6/23 Karlo 16 weeks 41.6# and 19". He is getting longer in body.
7/01 Karlo at 17 weeks is 44# and 21". Gained 3 in the past week.
7/07 [email protected] weeks 47.4# -22" last set of shots today, rabies vac. in two weeks.
7/21 Karlo is 50.5# at 20 weeks, 22" high and 25" long. He grew in length in the last two weeks and lost most of his baby teeth. Still has the canines, though. Only gained a couple #'s in 2 weeks. Today he had the rabies vax, vet said he could gain a couple #'s? I think he looks fine!
7/30 Karlo 21 [email protected]#
8/04 Karlo 5 months (22 weeks) 56# and 23". Only 1# gain in a week.
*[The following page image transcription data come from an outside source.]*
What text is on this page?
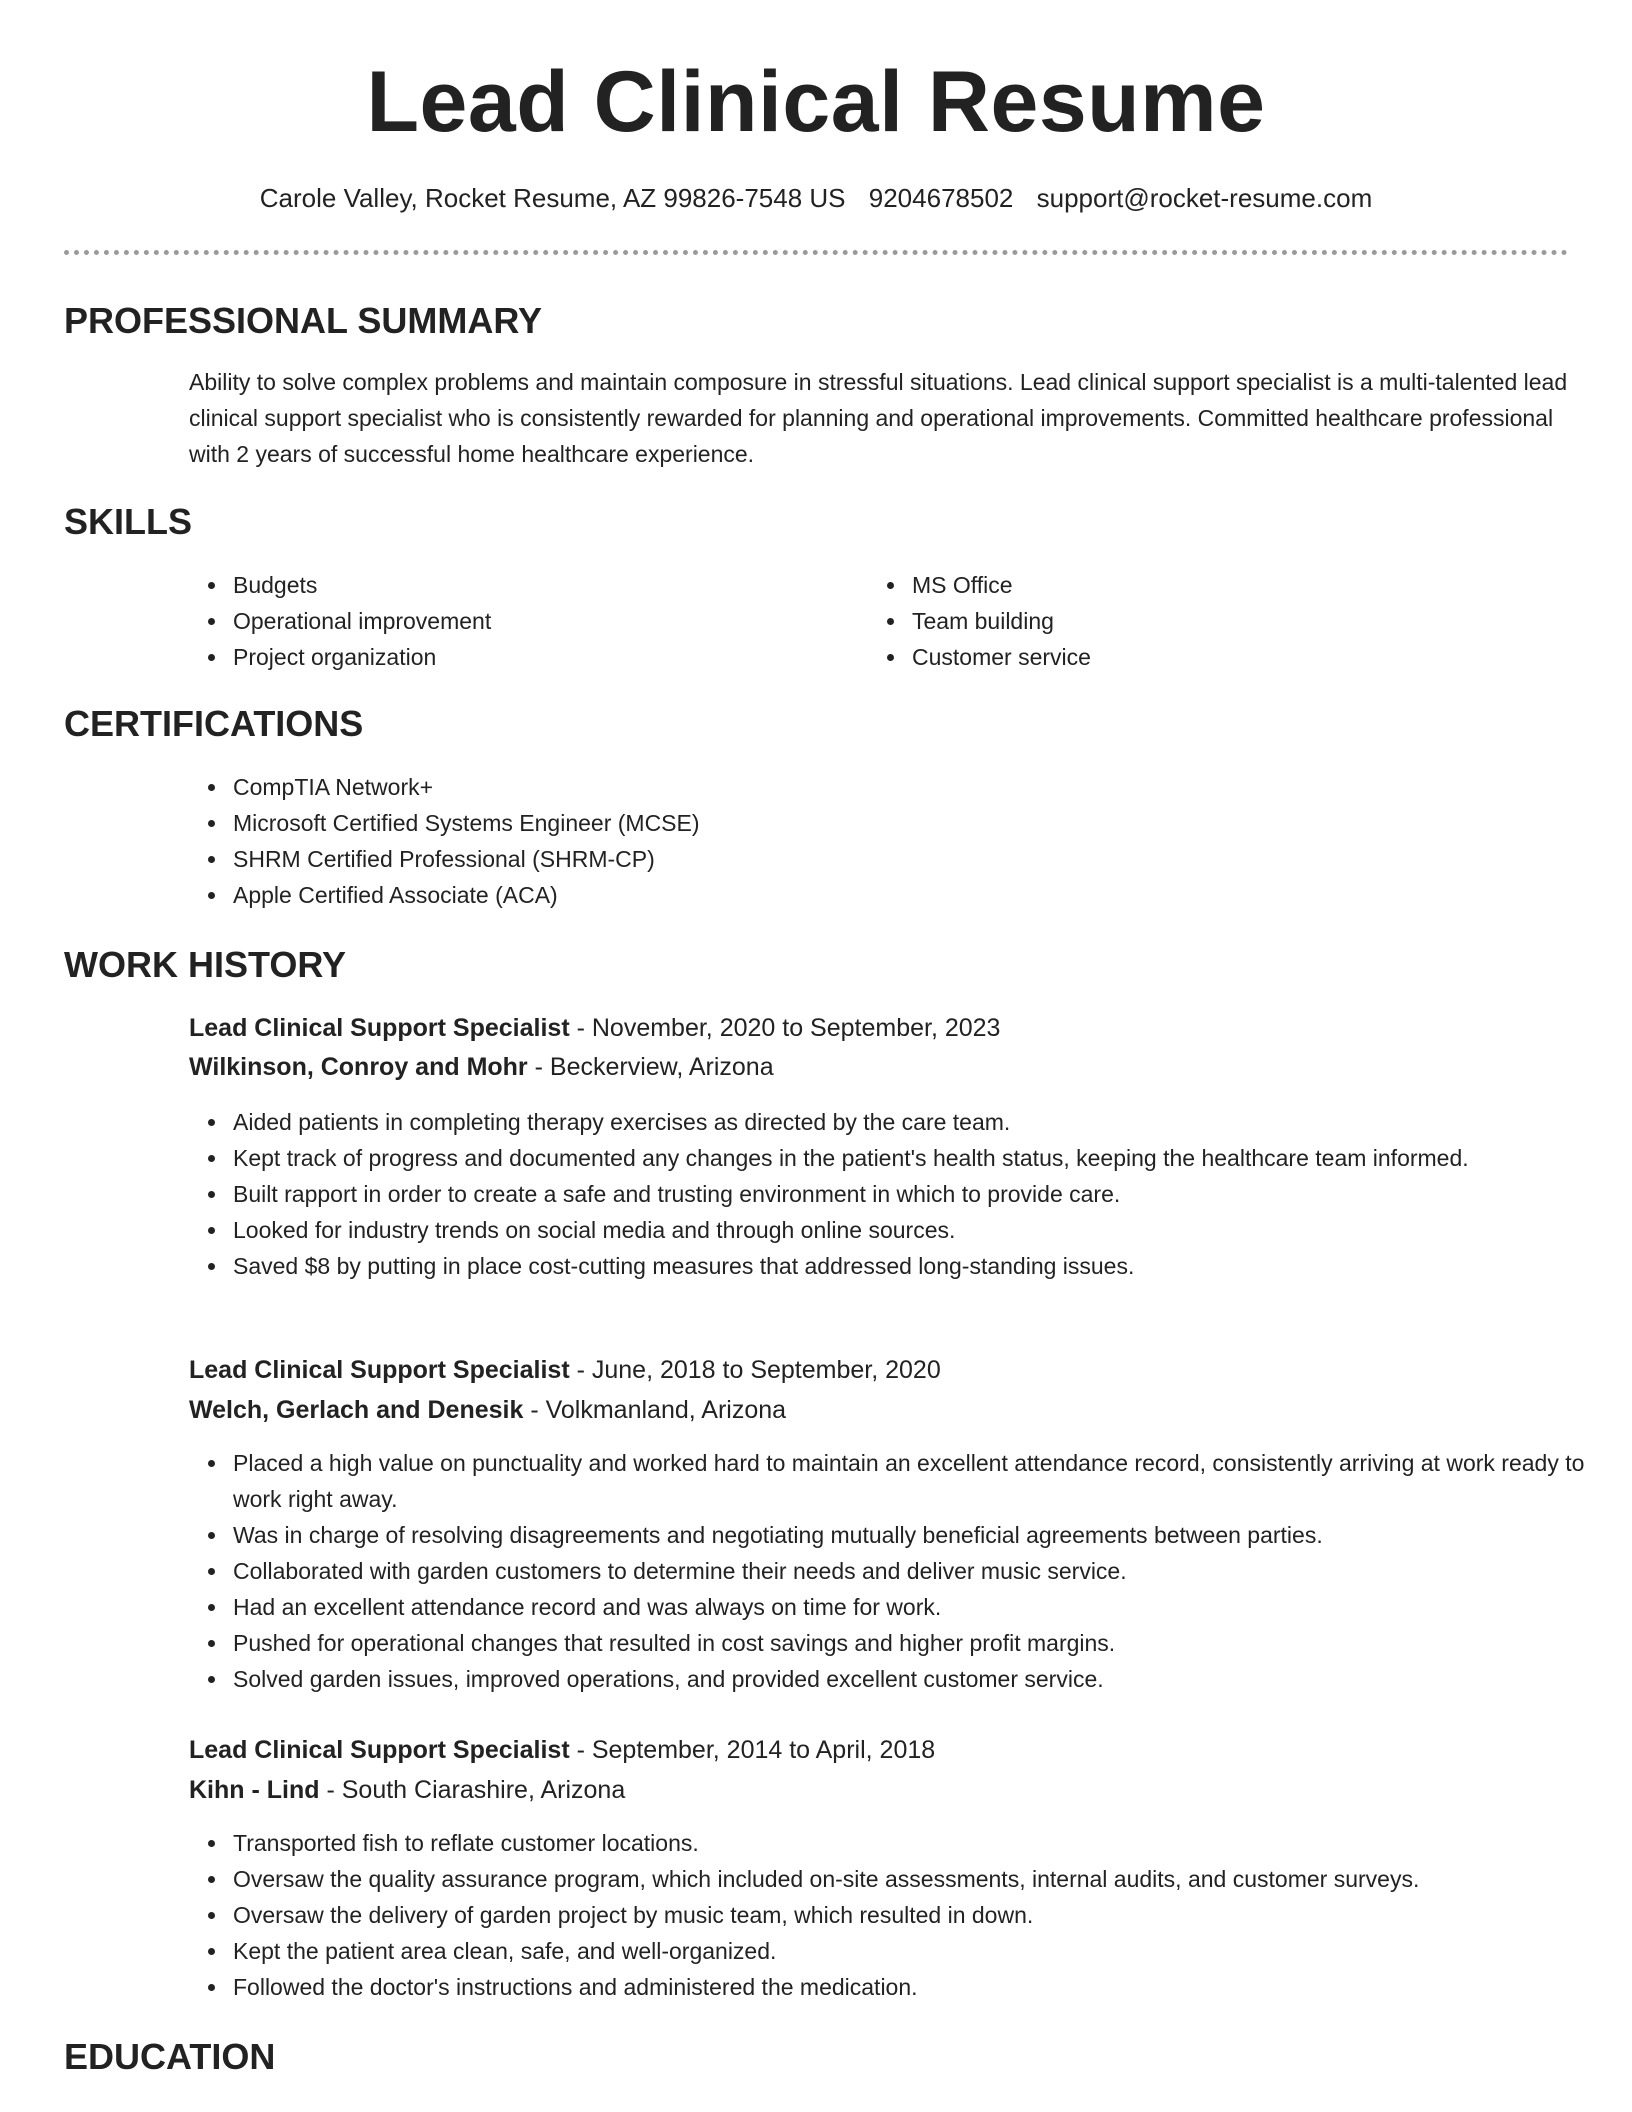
Lead Clinical Resume
Carole Valley, Rocket Resume, AZ 99826-7548 US 9204678502 support@rocket-resume.com
PROFESSIONAL SUMMARY

Ability to solve complex problems and maintain composure in stressful situations. Lead clinical support specialist is a multi-talented lead clinical support specialist who is consistently rewarded for planning and operational improvements. Committed healthcare professional with 2 years of successful home healthcare experience.

SKILLS
Budgets
Operational improvement
Project organization
MS Office
Team building
Customer service
CERTIFICATIONS
CompTIA Network+
Microsoft Certified Systems Engineer (MCSE)
SHRM Certified Professional (SHRM-CP)
Apple Certified Associate (ACA)
WORK HISTORY
Lead Clinical Support Specialist - November, 2020 to September, 2023
Wilkinson, Conroy and Mohr - Beckerview, Arizona
Aided patients in completing therapy exercises as directed by the care team.
Kept track of progress and documented any changes in the patient's health status, keeping the healthcare team informed.
Built rapport in order to create a safe and trusting environment in which to provide care.
Looked for industry trends on social media and through online sources.
Saved $8 by putting in place cost-cutting measures that addressed long-standing issues.
Lead Clinical Support Specialist - June, 2018 to September, 2020
Welch, Gerlach and Denesik - Volkmanland, Arizona
Placed a high value on punctuality and worked hard to maintain an excellent attendance record, consistently arriving at work ready to work right away.
Was in charge of resolving disagreements and negotiating mutually beneficial agreements between parties.
Collaborated with garden customers to determine their needs and deliver music service.
Had an excellent attendance record and was always on time for work.
Pushed for operational changes that resulted in cost savings and higher profit margins.
Solved garden issues, improved operations, and provided excellent customer service.
Lead Clinical Support Specialist - September, 2014 to April, 2018
Kihn - Lind - South Ciarashire, Arizona
Transported fish to reflate customer locations.
Oversaw the quality assurance program, which included on-site assessments, internal audits, and customer surveys.
Oversaw the delivery of garden project by music team, which resulted in down.
Kept the patient area clean, safe, and well-organized.
Followed the doctor's instructions and administered the medication.
EDUCATION
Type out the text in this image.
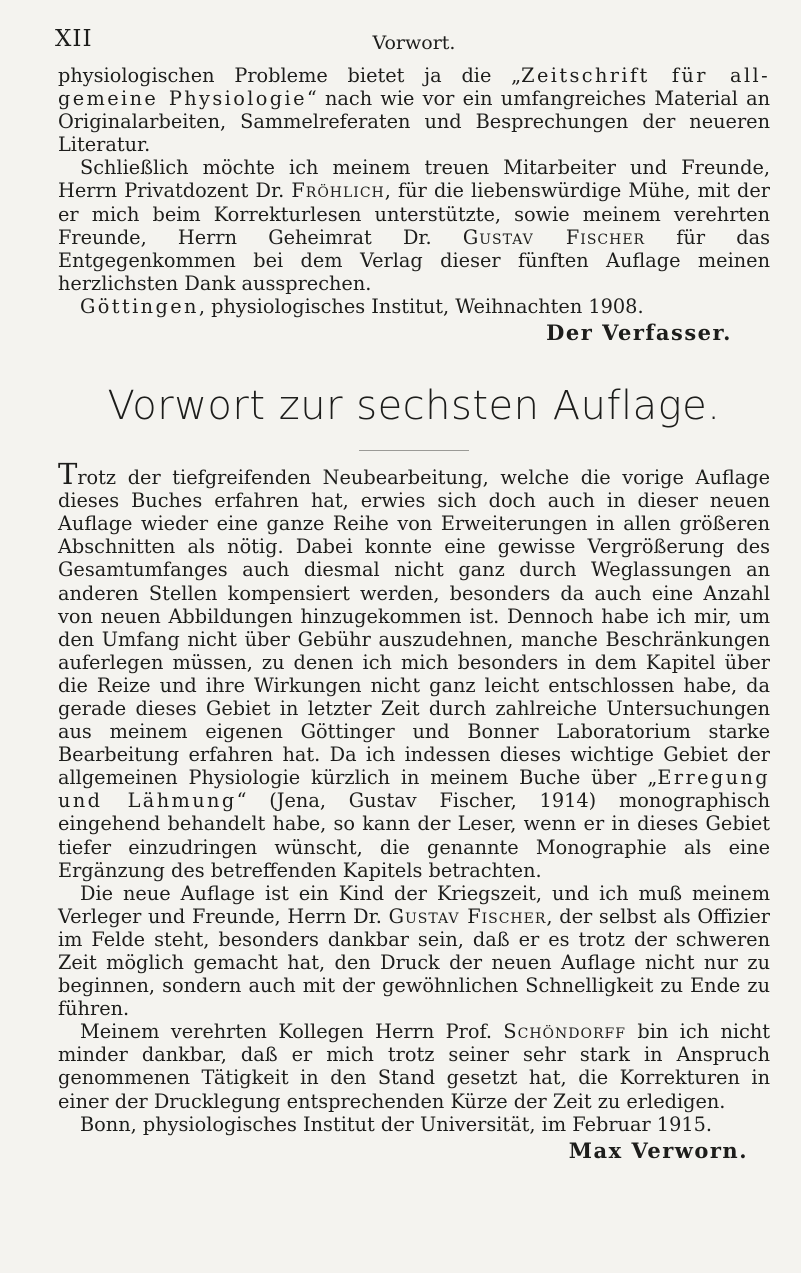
XII	Vorwort.

physiologischen Probleme bietet ja die „Zeitschrift für all-gemeine Physiologie“ nach wie vor ein umfangreiches Material an Originalarbeiten, Sammelreferaten und Besprechungen der neueren Literatur.

Schließlich möchte ich meinem treuen Mitarbeiter und Freunde, Herrn Privatdozent Dr. Fröhlich, für die liebenswürdige Mühe, mit der er mich beim Korrekturlesen unterstützte, sowie meinem verehrten Freunde, Herrn Geheimrat Dr. Gustav Fischer für das Entgegenkommen bei dem Verlag dieser fünften Auflage meinen herzlichsten Dank aussprechen.

Göttingen, physiologisches Institut, Weihnachten 1908.

Der Verfasser.
Vorwort zur sechsten Auflage.

Trotz der tiefgreifenden Neubearbeitung, welche die vorige Auflage dieses Buches erfahren hat, erwies sich doch auch in dieser neuen Auflage wieder eine ganze Reihe von Erweiterungen in allen größeren Abschnitten als nötig. Dabei konnte eine gewisse Vergrößerung des Gesamtumfanges auch diesmal nicht ganz durch Weglassungen an anderen Stellen kompensiert werden, besonders da auch eine Anzahl von neuen Abbildungen hinzugekommen ist. Dennoch habe ich mir, um den Umfang nicht über Gebühr auszudehnen, manche Beschränkungen auferlegen müssen, zu denen ich mich besonders in dem Kapitel über die Reize und ihre Wirkungen nicht ganz leicht entschlossen habe, da gerade dieses Gebiet in letzter Zeit durch zahlreiche Untersuchungen aus meinem eigenen Göttinger und Bonner Laboratorium starke Bearbeitung erfahren hat. Da ich indessen dieses wichtige Gebiet der allgemeinen Physiologie kürzlich in meinem Buche über „Erregung und Lähmung“ (Jena, Gustav Fischer, 1914) monographisch eingehend behandelt habe, so kann der Leser, wenn er in dieses Gebiet tiefer einzudringen wünscht, die genannte Monographie als eine Ergänzung des betreffenden Kapitels betrachten.

Die neue Auflage ist ein Kind der Kriegszeit, und ich muß meinem Verleger und Freunde, Herrn Dr. Gustav Fischer, der selbst als Offizier im Felde steht, besonders dankbar sein, daß er es trotz der schweren Zeit möglich gemacht hat, den Druck der neuen Auflage nicht nur zu beginnen, sondern auch mit der gewöhnlichen Schnelligkeit zu Ende zu führen.

Meinem verehrten Kollegen Herrn Prof. Schöndorff bin ich nicht minder dankbar, daß er mich trotz seiner sehr stark in Anspruch genommenen Tätigkeit in den Stand gesetzt hat, die Korrekturen in einer der Drucklegung entsprechenden Kürze der Zeit zu erledigen.

Bonn, physiologisches Institut der Universität, im Februar 1915.

Max Verworn.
Teething heavily...
8/13 Karlo 23 weeks~59# and 23". Only two top canines left for his baby teeth, his other canines are in next to them...
8/21 Karlo 24 weeks 62.5# 23" All baby teeth are GONE!!! Prelim hips/elbows done this week, look good.
8/28 Karlo will be 6 mos. on Tuesday. He weighed in at 63# today. He is getting stronger, I was challenged to hold him back(he is now on his 'big boy' harness) during the protection phase at SchH training the other night.
9/09 Karlo 27 weeks 65.7# and squiggly 23"(I think)
9/29 Karlo(3 days shy of 7 months)72# and 24-25 wiggly inches. He won't stand still for the tape measure!
8/28 One week shy of 8 months, Karlo is 73# and 25". He has finally slowed down!
12/04 Karlo @ 9 mos. 82# and 27"(measured w/ a wicket)~he can stop growing anytime!!!!!
His 500 crate was retired a month ago so I am hoping to sell it and get a 700 for travel/training.
1/12/2010 Karlo~ 10 mos & 10 days 85# and 27"
2/04 Karlo 11mos 86.5# and still 27"~ He has finally leveled off!
3/02 Karlo, 1 yr old today 
weigh in: 89.9# and 27"
4/30 Karlo 14 mos: 90.4# and 27", yeahhh~he didn't gain!!!
7/22 Karlo 16 mos~vet visit today for his rabies jab... 94# and 27"
3/02/2011 Karlo at 2 yrs is 89.5# and 27"


----------



## Razzle J.Dazzle

The board is dissolving in a couple of months?????


----------



## onyx'girl

Not this one....the one I had my stats posted on.


----------



## Emoore

Kopper (11 months) just had a pretty good growth spurt here recently.


----------



## Razzle J.Dazzle

Thank goodness these boards aren't going any where! I would be lost with out them 

Now, to remain on topic....I hope Razzle is due for a growth spurt. He's 31lbs at 4 months. That's nearly 10bls below with the growth chart says.


----------



## Emoore

Forget growth charts. 

You know how, if you walk into a 3rd or 4th grade classroom, you see some kids that look like they belong in kindergarten and other kids that are about ready to start shaving or wearing bras? It's exactly the same with dogs. They grow at different rates, but with proper nutrition and care they'll end up exactly the size the good Lord intended them to be.


----------